Peter Schiff: You Can’t Buy Anything with BTC
Schiff has never been a big fan of bitcoin, so his latest words shouldn’t come as a major concern or surprise for bitcoin holders. Recently, the financial commentator and stockbroker explained that bitcoin is a phony currency in that you cannot buy anything with it.
His latest words come via Twitter as a response to a message from one his followers. The initial person commented that bitcoin could potentially serve as a means of exiting the current financial crisis in the United States. However, Schiff begs to differ. In his response, he explained:
Pay with crypto is a marketing gimmick to make it easier for people to get rid of their bitcoin and buy gold. They don’t pay with bitcoin. They sell their bitcoin first, then pay using the dollars they received from the sale. The lie is that you can buy stuff with bitcoin.
Schiff is a major advocate for gold and believes that the precious metal serves as one of the most valuable assets in the world. His thoughts and feelings towards gold put him alongside Robert Kiyosaki, the author of “Rich Dad, Poor Dad.” On Twitter, the author explained that the death of the U.S. dollar was imminent, and that the currency was on its way to disappearing for good.
He commented that if people wanted to survive and hedge their wealth, now was the time to get involved in assets like gold and silver. However, where Kiyosaki and Schiff differ is that Kiyosaki also expressed great enthusiasm for BTC, even going so far as to say the currency could reach $75K in the coming years. Schiff, by contrast, doesn’t think bitcoin has any value to it.
The idea, however, that nothing can be purchased with bitcoin isn’t entirely true. The currency has been accepted as a means of payment by companies like Overstock.com for many years, now. The problem is not that you can’t pay for anything with bitcoin (because you can), but rather that many stores are not accepting it the way they do cash or credit cards.
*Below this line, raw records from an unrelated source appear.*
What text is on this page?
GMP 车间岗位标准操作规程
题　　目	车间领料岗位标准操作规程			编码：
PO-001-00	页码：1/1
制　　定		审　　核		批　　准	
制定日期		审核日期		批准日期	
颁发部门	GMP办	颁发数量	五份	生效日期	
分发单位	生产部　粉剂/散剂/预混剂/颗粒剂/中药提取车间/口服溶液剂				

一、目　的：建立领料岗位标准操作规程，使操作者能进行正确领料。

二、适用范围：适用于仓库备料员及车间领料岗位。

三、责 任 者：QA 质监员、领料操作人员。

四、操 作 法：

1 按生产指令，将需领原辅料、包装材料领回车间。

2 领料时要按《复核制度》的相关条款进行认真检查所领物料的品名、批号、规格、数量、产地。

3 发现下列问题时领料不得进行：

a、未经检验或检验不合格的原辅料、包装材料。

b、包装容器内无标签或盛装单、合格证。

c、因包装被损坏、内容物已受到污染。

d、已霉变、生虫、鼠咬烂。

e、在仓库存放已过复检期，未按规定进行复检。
You Can’t Get Mad at Businesses for Saying “No”
To an extent, you can’t really fault these stores for refusing digital currency. For one thing, bitcoin and its altcoin cousins can be very volatile. If someone purchases $40 worth of merchandise with bitcoin, but then the next day the currency’s price goes down and that $40 becomes $30, the company winds up losing money in the end.
The customer still walks away with whatever they bought, but the company winds up with $10 less in its bank account. This isn’t entirely fair, and it’s not a solid method of keeping an economy stable.